Durante años, los científicos han explorado tanto el espacio como las profundidades del océano para comprender mejor el planeta y los misterios que aún guarda. Estas expediciones no solo permiten estudiar especies ya conocidas, sino también descubrir otras completamente nuevas que amplían el conocimiento sobre la biodiversidad.

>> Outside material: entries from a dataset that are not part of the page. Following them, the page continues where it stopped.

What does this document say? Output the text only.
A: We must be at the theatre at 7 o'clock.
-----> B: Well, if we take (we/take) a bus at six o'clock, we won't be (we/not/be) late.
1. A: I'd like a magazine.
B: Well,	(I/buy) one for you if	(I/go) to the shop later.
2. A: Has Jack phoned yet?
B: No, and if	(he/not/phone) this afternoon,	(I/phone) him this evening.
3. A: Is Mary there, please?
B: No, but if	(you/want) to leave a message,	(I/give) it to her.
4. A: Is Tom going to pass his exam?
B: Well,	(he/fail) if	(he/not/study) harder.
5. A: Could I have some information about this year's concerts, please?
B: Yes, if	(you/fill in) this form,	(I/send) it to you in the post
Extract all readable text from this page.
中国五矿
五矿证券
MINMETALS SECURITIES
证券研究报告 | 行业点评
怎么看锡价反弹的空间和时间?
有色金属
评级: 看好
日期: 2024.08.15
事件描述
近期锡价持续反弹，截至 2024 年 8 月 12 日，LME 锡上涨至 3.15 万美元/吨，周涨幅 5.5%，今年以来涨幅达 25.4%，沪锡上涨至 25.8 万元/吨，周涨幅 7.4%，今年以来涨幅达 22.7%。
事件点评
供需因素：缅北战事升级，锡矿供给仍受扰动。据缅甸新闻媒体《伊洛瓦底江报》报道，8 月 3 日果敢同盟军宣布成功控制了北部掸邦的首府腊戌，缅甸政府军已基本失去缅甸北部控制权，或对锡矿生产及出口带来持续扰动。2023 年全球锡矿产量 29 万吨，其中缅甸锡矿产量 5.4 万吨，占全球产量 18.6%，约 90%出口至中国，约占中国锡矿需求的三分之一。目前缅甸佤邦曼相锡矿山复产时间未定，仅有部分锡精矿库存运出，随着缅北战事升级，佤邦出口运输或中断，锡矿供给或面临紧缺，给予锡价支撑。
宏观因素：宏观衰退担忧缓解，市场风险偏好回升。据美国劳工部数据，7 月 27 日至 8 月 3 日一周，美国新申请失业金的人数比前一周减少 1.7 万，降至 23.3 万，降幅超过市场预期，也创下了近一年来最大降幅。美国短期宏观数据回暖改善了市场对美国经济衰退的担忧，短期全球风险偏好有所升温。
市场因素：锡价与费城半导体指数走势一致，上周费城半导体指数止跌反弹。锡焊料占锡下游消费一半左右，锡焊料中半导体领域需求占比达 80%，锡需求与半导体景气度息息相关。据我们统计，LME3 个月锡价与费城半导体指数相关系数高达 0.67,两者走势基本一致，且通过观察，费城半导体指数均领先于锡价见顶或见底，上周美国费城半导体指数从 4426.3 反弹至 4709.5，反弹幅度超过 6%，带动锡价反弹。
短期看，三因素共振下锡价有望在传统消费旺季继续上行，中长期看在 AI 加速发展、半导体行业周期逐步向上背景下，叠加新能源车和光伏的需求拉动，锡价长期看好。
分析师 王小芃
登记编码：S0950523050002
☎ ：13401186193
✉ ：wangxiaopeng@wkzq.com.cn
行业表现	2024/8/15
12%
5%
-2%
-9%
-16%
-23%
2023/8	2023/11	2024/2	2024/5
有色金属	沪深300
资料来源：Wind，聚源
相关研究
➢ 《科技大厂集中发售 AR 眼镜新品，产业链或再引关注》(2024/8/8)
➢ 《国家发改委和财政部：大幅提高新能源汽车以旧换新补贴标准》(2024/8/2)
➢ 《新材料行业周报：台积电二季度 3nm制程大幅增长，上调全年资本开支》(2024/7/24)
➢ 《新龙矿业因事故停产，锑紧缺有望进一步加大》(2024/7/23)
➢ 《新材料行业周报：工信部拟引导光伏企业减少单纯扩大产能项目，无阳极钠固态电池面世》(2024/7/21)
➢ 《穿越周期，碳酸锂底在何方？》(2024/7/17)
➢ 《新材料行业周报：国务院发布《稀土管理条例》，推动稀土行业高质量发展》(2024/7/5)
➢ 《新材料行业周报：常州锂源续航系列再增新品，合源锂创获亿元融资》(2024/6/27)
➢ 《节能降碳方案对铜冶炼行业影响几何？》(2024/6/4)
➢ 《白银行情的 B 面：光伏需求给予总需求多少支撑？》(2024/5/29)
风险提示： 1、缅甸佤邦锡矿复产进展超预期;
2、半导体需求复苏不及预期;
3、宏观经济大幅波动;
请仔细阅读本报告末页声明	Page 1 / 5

Un grupo de investigadores identificó una nueva especie de tiburón caminante, un hallazgo que llamó la atención de la comunidad científica por las características únicas de este animal.
De acuerdo con un estudio publicado en la revista Journal of the Ocean Science Foundation y divulgado por Live Science, el ejemplar, bautizado como Hemiscyllium duggonae, fue encontrado en los arrecifes del sureste de Papúa Nueva Guinea. Un equipo de buceadores detectó que se trataba de una especie desconocida gracias a su distintivo patrón de manchas marrones y pequeñas rayas blancas.
Tras realizar estudios de campo y análisis genéticos, los investigadores redefinieron la distribución de dos especies ya conocidas y confirmaron el descubrimiento de este nuevo tiburón, que se convierte en la décima especie del género Hemiscyllium.

Descubren una nueva especie de tiburón que “camina”
Los tiburones caminantes reciben este nombre porque utilizan sus aletas pectorales y pélvicas para desplazarse sobre el fondo marino, como si caminaran. Esta adaptación les permite sobrevivir y alimentarse en arrecifes durante la marea baja, incluso en ambientes con bajos niveles de oxígeno.
Aunque los científicos aún intentan comprender cómo logran sobrevivir en estas condiciones, creen que esa capacidad evolucionó para adaptarse a las exigencias de los arrecifes tropicales. Aun así, destacan que la mayoría de estos tiburones no supone un riesgo para las personas y continúa asombrando por su gran diversidad y capacidad de adaptación.
Hasta el momento, Hemiscyllium duggonae solo ha sido registrado en tres localidades de Papúa Nueva Guinea. Debido a esta distribución tan limitada, los expertos advierten que podría ser especialmente vulnerable a amenazas como la degradación de su hábitat, el cambio climático y la sobrepesca.
La especie habita en el llamado Triángulo de Coral, considerado uno de los ecosistemas marinos con mayor biodiversidad del planeta. Esta región ha sido moldeada durante millones de años por los movimientos de las placas tectónicas y las variaciones del nivel del mar, procesos que favorecieron la evolución y el aislamiento de numerosas especies.
Además de albergar una enorme diversidad de corales y peces, también es un importante refugio para tiburones y rayas tropicales, en especial para los tiburones alfombra.

A diferencia de otros peces, los tiburones caminantes suelen permanecer cerca de los arrecifes donde nacen, por lo que tienen una capacidad limitada para recolonizar áreas degradadas. Esta particularidad hace que sus poblaciones sean más vulnerables a los cambios y alteraciones del entorno.
Para los expertos, este hallazgo demuestra que aún quedan especies de tiburones por descubrir en regiones poco exploradas, lo que evidencia que los océanos todavía guardan numerosos secretos sobre su biodiversidad.